Over In Vlaamse velden kan worden geredetwist, maar dat Unsere Väter, unsere Mütter een topserie is, daarover waren de gesprekspartners aan een aangename dis het eens. Een dag eerder waren de professoren Bruno De Wever en Etienne Vermeersch al hetzelfde in Reyers laat komen vertellen. Het is alleen vrij onrealistisch dat drie van de vijf hoofdpersonen elkaar opnieuw ontmoeten aan het gigantische Oostfront, merkte De Wever op.

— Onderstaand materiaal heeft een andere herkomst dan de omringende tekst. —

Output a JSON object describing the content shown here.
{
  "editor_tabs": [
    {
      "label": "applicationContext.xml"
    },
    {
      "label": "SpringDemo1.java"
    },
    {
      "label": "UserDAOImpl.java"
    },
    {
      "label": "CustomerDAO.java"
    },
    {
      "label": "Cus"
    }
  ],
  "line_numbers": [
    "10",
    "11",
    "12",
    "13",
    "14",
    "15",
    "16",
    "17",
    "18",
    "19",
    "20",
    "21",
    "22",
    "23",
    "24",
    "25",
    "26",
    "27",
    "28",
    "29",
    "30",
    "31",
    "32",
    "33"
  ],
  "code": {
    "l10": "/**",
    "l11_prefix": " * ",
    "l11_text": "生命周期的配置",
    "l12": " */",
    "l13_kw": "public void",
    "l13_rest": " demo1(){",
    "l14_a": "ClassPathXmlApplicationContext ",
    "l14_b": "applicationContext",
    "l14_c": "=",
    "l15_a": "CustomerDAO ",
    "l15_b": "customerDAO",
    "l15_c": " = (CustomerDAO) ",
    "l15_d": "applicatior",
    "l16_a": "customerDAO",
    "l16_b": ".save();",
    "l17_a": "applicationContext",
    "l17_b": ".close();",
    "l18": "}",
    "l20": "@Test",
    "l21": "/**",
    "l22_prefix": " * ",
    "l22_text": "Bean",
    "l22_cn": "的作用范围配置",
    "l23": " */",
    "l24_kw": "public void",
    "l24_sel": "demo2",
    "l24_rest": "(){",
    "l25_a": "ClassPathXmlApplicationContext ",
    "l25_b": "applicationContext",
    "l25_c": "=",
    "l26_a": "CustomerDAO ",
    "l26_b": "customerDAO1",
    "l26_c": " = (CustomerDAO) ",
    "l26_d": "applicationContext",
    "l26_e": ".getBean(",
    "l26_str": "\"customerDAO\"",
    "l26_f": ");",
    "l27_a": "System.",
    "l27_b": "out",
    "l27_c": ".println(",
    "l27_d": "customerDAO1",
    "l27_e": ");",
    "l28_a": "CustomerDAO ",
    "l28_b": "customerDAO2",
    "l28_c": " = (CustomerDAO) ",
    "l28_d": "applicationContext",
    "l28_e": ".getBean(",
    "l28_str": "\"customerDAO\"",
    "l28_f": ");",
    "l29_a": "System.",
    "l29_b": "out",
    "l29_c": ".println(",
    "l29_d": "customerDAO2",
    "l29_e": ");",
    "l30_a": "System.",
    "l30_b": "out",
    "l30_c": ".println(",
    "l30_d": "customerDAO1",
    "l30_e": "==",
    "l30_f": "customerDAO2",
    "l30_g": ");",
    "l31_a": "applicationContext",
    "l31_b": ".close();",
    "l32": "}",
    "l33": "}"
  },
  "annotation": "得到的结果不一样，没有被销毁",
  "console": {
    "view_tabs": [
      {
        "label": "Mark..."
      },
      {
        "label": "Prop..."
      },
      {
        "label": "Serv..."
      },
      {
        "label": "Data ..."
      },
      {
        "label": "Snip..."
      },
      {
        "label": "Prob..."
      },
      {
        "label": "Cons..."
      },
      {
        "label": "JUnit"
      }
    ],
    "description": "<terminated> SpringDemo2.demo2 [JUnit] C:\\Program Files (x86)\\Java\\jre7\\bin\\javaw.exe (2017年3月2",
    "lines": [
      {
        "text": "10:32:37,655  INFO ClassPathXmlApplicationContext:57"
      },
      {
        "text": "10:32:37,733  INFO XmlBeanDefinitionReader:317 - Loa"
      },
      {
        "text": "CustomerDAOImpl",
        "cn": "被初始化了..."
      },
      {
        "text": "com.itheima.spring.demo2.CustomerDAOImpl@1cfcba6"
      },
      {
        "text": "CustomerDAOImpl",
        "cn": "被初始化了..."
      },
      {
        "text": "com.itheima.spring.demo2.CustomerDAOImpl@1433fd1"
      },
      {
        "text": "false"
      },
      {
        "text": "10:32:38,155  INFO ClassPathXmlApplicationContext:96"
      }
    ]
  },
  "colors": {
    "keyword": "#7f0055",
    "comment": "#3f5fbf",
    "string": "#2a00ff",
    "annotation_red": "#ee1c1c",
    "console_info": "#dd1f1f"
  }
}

Die opmerking bracht me Les bienvieillantes in herinnering, waarin Jonathan Littell in de ik-figuur een homoseksuele SS-officier aan het woord laat. Die Maximilien Aue was getuige van de wreedheden van de Einsatzgruppen, ontsnapte aan Stalingrad, stelde een audit van Auschwitz op, maakte de val van Berlijn mee en besloot uiteindelijk, ontkomen als oorlogsmisdadiger en goed boerend aan het hoofd van een kantfabriek in Frankrijk, zijn memoires te schrijven. De manier waarop Littell, een Amerikaan die in het Frans schrijft, deze dader zichzelf laat verantwoorden, leverde hem de Prix Goncourt op en bleef me nog lang na het lezen in de kleren zitten.
Dat gevoel had ik evengoed bij Het hart van de duisternis. Psychologie van de menselijke wreedheid van de in 2004 overleden Vlaamse psycholoog Jan De Laender. Zappend van de holocaust en andere wreedheden uit de Tweede wereldoorlog naar psychologische experimenten toonde hij aan hoe zowat elke mens in tegenstelling tot waar hij of zij zelf van overtuigd is, wreedheden kan begaan en laf kan zijn, als de omstandigheden er maar naar worden gemaakt.
Ik heb net nog zo’n overweldigend boek uit, Alles behalve een held van Rudolf Lorenzen, waarvan je hierboven de omslag ziet. Over dat debuut van 1959 wil ik het verder hebben. De helaas te onbekend gebleven Duitse auteur behoorde tot de grote generatie van Günter Grass en nobelprijswinnaar Heinrich Böll. Hij overleed eind november vorig jaar op 91-jarige leeftijd. Een kleine vijftig jaar na de publicatie kreeg Alles behalve een held eindelijk een Nederlandse vertaling. Naar verluidt bleef het lang onder de korenmaat liggen, omdat het de pech kende te kort na de publicatie van Die Blechtrommel te verschijnen, de roman waarmee Grass zijn naam en faam vestigde.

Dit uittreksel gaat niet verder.